A data-driven review of today’s foreign exchange figures reveals mounting pressure in the euro–naira market, with a wide gap opening between official pricing and parallel market levels.
Information from the NGNToday platform shows that on Monday, 19 January, the official exchange rate for the eurois fixed at N1,469, while the black market rate has surged to about N1,705 per euro.
Numbers in Focus
The N236 differential between both markets represents a premium of roughly 16%, making the euro one of the most expensive major currencies to source outside official channels.
From a data analysis perspective, this sharp divergence signals constrained euro supply and heightened demand among users who require immediate access to foreign currency.
While the official rate reflects controlled pricing within regulated trading windows, the parallel market rate responds more rapidly to liquidity shortages and unmet demand, explaining the steep markup.
Economic Meaning
Strong euro demand is often linked to European imports, tuition payments, travel expenses, and specialised services priced in the single currency. With limited availability at official windows, buyers increasingly turn to the parallel market, driving rates higher.

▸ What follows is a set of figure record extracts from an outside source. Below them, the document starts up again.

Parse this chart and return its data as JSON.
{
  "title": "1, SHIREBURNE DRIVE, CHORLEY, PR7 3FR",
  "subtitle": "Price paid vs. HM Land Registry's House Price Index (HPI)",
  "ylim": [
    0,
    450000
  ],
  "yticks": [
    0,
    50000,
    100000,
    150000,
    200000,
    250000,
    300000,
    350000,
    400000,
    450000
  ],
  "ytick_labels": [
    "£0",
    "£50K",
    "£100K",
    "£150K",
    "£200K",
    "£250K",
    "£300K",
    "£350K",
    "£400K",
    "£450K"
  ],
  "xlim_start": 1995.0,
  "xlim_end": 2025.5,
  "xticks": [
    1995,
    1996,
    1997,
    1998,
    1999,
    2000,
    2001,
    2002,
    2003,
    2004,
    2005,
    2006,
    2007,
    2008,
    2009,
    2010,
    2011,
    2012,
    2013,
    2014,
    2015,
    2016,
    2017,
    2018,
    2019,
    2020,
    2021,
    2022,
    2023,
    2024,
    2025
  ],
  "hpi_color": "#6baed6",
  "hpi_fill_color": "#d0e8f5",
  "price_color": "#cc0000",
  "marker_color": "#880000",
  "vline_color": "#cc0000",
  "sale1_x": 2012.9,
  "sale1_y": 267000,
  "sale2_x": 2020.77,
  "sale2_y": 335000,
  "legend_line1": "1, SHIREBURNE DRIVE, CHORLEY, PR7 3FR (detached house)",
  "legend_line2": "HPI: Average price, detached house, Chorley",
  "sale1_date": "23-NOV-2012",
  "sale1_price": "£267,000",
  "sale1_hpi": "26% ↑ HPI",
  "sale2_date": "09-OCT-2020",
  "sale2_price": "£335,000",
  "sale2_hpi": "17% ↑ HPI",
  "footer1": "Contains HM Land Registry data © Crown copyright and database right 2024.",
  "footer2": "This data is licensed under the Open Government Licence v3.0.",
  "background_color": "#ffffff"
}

Such a wide spread also has inflationary implications, as higher euro costs filter through to imported goods and services, ultimately affecting consumer prices.
Market Outlook
FX analysts following NGNToday trends note that narrowing the euro–naira gap will require improved foreign currency inflows and easier access to non-dollar FX through formal channels. In the absence of these factors, the parallel market is expected to remain the dominant price setter.